By Daisy Ayliffe - 18th September 2005
The battle over planned EU sugar reforms began in earnest on Monday as agriculture ministers gathered for a special ACP-EU council on sugar.
The start of the two day debate was overshadowed by campaigners who protested against European Commission plans outside the EU Council building.
Oxfam and the WWF denounced the “scandalous system of sugar subsidies and trade barriers that has prevented many small farmers from working their way out of poverty and raising environmental standards.”
Plans to cut the guaranteed price of sugar by 39 per cent over two years from 2007 and offer 60 per cent compensation to farmers hit hardest by the reforms were unveiled by Agriculture Commissioner Mariann Fischer Boel in June.
The cuts to sugar price support – the first since 1968 – follow a successful WTO challenge of EU sugar subsidies by Brazil, Thailand and Australia.
The commission’s proposal came under fire from developing countries urging a longer timetable to ease the impact on economies which rely on EU sugar deals for up to 70 per cent of national output.
Oxfam and the WWF have demanded that the EU reforms its sugar regime in a way that benefits poor farmers and the environment.
They have called for less drastic change and more lenient price cuts for ACP countries.
When Fischer Boel unveiled the shake up in June, she predicted the move would create “bitterness.”

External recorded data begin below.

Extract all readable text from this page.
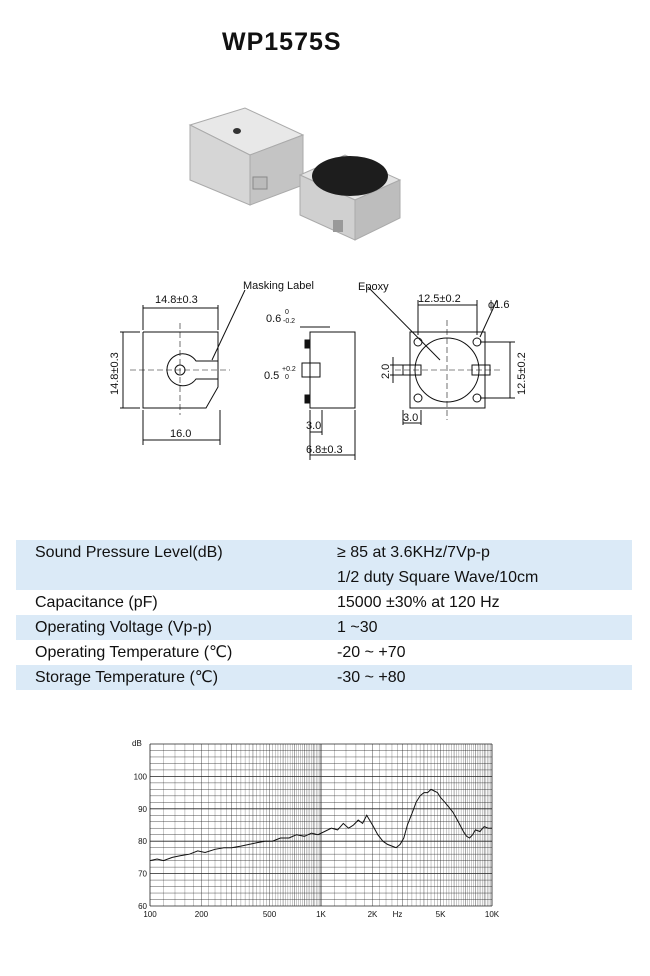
WP1575S
14.8±0.3
Masking Label
14.8±0.3
16.0
0.6
0
-0.2
0.5
+0.2
0
3.0
6.8±0.3
Epoxy
12.5±0.2 ϕ1.6
12.5±0.2
2.0
3.0
Sound Pressure Level(dB)	≥ 85 at 3.6KHz/7Vp-p
1/2 duty Square Wave/10cm
Capacitance (pF)	15000 ±30% at 120 Hz
Operating Voltage (Vp-p)	1 ~30
Operating Temperature (℃)	-20 ~ +70
Storage Temperature (℃)	-30 ~ +80
dB
60
70
80
90
100
100	200	500	1K	2K Hz	5K	10K
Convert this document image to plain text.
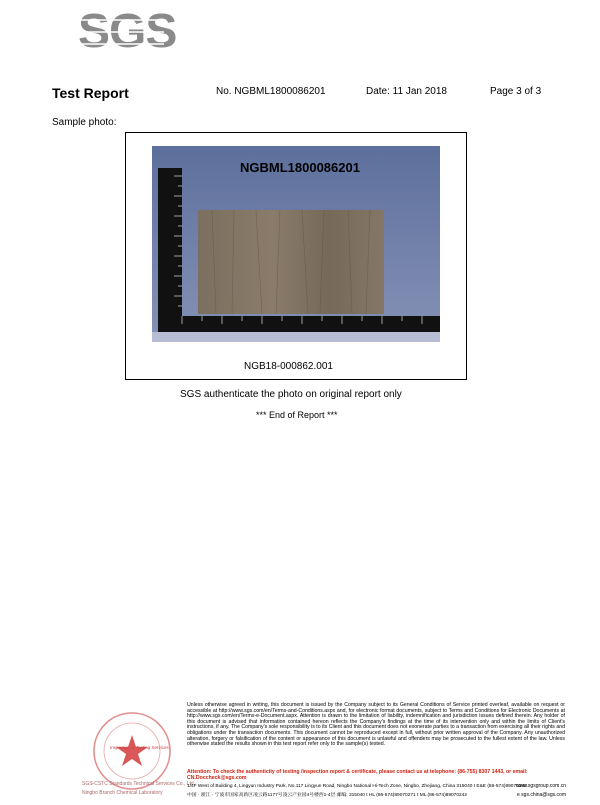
SGS
Test Report	No. NGBML1800086201	Date: 11 Jan 2018	Page 3 of 3
Sample photo:
NGBML1800086201
NGB18-000862.001
SGS authenticate the photo on original report only
*** End of Report ***
Inspection & Testing Services
SGS-CSTC Standards Technical Services Co., Ltd.
Ningbo Branch Chemical Laboratory
Unless otherwise agreed in writing, this document is issued by the Company subject to its General Conditions of Service printed overleaf, available on request or accessible at http://www.sgs.com/en/Terms-and-Conditions.aspx and, for electronic format documents, subject to Terms and Conditions for Electronic Documents at http://www.sgs.com/en/Terms-e-Document.aspx. Attention is drawn to the limitation of liability, indemnification and jurisdiction issues defined therein. Any holder of this document is advised that information contained hereon reflects the Company's findings at the time of its intervention only and within the limits of Client's instructions, if any. The Company's sole responsibility is to its Client and this document does not exonerate parties to a transaction from exercising all their rights and obligations under the transaction documents. This document cannot be reproduced except in full, without prior written approval of the Company. Any unauthorized alteration, forgery or falsification of the content or appearance of this document is unlawful and offenders may be prosecuted to the fullest extent of the law. Unless otherwise stated the results shown in this test report refer only to the sample(s) tested.
Attention: To check the authenticity of testing /inspection report & certificate, please contact us at telephone: (86-755) 8307 1443, or email: CN.Doccheck@sgs.com
1/4F West of Building 4, Lingyun Industry Park, No.117 Lingyun Road, Ningbo National Hi-Tech Zone, Ningbo, Zhejiang, China 315040 t E&E (86-574)89070249
中国 · 浙江 · 宁波市国家高新区凌云路1177号凌云产业园4号楼西1-4层 邮编: 315040 t HL (86-574)89070271 t ML (86-574)89070242
www.sgsgroup.com.cn
e sgs.china@sgs.com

“As the person in charge of persuading the 25 EU governments to accept the reforms, I am fully aware of the battle that lies ahead But I am fully convinced there is no alternative,” Fischer Boel insisted.
But Oxfam spokesman Louis Bélanger rejected this assertion and claimed that there are other options.
“We want EU member states, led by the UK presidency, to have a serious change of direction and reject the commission’s radical reform,” he said on Monday.
EU sugar prices are currently four times higher than the global rate - and are protected by massive import tariffs.